Detecting and Locating Whole Genome Duplications on a Phylogeny: A Probabilistic Approach

Abstract

Whole genome duplications (WGDs) followed by massive gene loss occurred in the evolutionary history of many groups. WGDs are usually inferred from the age distribution of paralogs (Ks-based methods) or from gene collinearity data (synteny). However, Ks-based methods are restricted to detect the recent WGDs due to saturation effects and the difficulty to date old duplicates, and synteny is difficult to reconstruct for distantly related species. Recently, Jiao et al. (Jiao Y, Wickett N, Ayyampalayam S, Chanderbali AS, Landherr L, Ralph PE, Tomsho LP, Hu Y, Liang H, Soltis PS, et al. 2011. Ancestral polyploidy in seed plants and angiosperms. Nature 473:97-100) introduced an empirical method that aims to detect a peak in duplication ages among nodes selected from a previous phylogenetic analysis.

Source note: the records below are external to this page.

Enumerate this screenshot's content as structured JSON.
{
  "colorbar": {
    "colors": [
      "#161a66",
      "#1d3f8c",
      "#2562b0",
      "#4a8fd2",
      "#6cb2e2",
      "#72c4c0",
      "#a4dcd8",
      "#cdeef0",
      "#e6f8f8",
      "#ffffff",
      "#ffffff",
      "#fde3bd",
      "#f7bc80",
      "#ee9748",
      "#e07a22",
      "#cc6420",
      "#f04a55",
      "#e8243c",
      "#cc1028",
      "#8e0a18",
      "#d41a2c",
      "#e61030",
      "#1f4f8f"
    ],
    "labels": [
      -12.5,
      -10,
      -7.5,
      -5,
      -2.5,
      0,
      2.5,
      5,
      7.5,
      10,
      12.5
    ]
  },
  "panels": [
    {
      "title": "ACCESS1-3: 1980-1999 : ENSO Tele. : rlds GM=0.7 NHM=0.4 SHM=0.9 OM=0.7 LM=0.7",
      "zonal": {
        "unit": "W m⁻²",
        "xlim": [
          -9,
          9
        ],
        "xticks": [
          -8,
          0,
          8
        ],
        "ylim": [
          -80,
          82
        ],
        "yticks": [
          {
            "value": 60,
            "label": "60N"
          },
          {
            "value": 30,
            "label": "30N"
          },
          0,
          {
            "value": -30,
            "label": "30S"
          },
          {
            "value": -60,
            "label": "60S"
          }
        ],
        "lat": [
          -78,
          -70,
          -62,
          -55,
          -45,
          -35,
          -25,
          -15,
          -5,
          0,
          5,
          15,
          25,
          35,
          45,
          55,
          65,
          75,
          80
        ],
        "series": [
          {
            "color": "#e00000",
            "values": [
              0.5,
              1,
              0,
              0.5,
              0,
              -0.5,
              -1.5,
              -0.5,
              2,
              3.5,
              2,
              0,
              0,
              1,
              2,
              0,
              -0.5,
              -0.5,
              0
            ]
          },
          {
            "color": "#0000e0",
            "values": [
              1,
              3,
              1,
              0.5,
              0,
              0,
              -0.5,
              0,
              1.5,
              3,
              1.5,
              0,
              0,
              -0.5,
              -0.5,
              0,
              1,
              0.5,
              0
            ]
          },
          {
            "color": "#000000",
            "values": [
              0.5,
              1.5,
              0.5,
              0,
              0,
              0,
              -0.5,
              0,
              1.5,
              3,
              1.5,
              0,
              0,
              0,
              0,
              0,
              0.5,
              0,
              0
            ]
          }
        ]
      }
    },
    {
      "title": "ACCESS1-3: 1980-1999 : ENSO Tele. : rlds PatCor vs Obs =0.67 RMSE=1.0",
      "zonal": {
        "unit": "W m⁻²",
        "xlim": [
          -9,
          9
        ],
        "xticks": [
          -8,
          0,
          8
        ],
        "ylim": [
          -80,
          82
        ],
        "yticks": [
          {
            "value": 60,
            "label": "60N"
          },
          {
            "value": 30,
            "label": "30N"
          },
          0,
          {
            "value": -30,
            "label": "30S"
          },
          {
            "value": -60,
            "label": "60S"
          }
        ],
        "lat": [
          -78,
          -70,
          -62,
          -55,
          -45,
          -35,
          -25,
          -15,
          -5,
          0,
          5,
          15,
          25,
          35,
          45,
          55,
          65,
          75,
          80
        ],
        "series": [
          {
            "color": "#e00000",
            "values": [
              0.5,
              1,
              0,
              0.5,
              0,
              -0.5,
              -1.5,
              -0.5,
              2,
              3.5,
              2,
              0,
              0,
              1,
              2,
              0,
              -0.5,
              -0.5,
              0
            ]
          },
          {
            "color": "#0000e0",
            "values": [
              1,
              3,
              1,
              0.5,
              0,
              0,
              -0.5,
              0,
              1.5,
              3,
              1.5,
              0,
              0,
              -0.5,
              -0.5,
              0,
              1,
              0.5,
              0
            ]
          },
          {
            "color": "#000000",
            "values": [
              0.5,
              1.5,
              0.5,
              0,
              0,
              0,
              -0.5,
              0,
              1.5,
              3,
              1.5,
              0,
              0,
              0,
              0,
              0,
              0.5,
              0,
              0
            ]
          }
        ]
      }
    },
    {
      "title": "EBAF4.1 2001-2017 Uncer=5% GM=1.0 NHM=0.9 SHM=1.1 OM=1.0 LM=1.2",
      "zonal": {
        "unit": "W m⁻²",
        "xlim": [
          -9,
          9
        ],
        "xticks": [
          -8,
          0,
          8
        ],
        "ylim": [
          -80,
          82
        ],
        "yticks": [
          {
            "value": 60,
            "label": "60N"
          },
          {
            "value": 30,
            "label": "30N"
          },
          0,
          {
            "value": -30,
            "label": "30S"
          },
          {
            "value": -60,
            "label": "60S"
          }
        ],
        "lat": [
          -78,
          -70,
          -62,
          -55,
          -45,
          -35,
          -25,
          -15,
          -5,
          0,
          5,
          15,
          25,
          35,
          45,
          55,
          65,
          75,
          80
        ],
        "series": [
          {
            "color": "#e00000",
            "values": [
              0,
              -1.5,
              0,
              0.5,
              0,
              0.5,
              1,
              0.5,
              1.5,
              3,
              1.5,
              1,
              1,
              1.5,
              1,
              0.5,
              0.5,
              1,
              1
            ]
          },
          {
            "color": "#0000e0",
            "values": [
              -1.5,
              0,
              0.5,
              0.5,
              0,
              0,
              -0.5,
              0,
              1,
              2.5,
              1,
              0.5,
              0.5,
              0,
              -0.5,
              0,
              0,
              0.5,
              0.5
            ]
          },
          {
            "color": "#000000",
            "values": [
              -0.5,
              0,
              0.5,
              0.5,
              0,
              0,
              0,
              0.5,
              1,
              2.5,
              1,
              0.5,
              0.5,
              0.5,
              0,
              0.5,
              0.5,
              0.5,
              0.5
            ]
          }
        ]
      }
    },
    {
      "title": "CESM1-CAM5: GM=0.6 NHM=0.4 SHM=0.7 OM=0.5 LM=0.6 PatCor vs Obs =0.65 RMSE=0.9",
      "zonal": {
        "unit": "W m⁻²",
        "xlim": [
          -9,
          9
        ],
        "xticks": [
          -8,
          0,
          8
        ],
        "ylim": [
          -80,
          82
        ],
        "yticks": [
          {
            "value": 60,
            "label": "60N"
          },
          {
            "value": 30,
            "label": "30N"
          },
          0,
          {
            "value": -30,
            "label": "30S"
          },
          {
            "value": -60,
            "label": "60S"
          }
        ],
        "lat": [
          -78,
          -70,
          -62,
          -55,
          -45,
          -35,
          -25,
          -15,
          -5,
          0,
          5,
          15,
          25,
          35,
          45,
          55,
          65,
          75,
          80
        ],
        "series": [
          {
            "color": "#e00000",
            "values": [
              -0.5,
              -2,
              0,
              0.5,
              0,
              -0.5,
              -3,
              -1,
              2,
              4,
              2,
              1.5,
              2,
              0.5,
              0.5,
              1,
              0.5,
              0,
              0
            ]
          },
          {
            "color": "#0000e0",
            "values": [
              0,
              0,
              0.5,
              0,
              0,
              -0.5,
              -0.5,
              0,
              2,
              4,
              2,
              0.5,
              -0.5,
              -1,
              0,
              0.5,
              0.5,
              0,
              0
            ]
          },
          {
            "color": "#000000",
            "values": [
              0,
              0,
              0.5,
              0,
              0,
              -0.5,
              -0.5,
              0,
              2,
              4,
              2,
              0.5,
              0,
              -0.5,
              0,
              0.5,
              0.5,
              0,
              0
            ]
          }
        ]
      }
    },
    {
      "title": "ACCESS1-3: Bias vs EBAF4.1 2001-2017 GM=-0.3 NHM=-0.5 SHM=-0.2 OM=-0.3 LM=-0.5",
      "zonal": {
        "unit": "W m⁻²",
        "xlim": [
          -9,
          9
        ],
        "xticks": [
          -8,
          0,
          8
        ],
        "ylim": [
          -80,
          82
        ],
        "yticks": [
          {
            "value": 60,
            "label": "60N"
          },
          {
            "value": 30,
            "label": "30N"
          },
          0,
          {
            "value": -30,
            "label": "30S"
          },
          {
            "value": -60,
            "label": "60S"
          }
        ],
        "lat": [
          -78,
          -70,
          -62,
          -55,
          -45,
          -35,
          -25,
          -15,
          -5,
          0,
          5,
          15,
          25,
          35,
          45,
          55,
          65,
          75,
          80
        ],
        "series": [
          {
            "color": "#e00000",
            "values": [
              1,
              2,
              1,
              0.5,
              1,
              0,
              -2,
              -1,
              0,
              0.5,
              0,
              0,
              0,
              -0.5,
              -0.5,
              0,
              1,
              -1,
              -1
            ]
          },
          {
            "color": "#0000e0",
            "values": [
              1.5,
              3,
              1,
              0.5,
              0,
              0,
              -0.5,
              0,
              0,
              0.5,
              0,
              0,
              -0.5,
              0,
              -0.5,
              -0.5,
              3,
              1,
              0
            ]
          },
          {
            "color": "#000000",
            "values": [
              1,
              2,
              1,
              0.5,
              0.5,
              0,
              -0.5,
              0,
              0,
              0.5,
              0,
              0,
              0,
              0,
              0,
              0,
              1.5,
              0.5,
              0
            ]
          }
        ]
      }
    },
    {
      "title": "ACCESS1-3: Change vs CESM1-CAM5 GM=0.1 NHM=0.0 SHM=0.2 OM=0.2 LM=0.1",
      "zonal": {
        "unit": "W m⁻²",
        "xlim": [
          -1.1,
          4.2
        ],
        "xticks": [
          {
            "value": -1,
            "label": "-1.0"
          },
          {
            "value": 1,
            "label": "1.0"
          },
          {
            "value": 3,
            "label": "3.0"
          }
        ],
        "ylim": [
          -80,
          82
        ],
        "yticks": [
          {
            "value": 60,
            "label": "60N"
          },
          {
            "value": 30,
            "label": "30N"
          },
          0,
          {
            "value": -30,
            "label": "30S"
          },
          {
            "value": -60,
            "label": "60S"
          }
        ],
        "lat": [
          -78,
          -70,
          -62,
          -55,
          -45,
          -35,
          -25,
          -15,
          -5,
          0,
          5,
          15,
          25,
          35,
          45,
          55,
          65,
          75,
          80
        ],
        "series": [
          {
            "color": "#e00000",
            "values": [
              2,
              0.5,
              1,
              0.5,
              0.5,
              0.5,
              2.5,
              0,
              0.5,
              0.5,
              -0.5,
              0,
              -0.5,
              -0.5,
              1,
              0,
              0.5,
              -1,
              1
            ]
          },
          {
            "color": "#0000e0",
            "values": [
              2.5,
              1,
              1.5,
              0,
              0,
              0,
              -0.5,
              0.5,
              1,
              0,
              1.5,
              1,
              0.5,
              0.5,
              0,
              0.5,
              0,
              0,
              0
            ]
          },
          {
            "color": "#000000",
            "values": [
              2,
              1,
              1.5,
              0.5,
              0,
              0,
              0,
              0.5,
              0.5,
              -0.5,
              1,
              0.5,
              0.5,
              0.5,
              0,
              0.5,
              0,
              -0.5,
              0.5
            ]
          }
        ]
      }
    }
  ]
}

In this context, we present here two rigorous methods based on data from multiple gene families and on a new probabilistic model. Our model assumes that all gene lineages are instantaneously duplicated at the WGD event with a possible almost-immediate loss of some extra copies. Our reconciliation method relies on aligned molecular sequences, whereas our gene count method relies only on gene count data across species. We show, using extensive simulations, that both methods have a good detection power. Surprisingly, the gene count method enjoys no loss of power compared with the reconciliation method, despite the fact that sequence information is not used. We finally illustrate the performance of our methods on a benchmark yeast data set. Both methods are able to detect the well-known WGD in the Saccharomyces cerevisiae clade and agree on a small retention rate at the WGD, as established by synteny-based methods.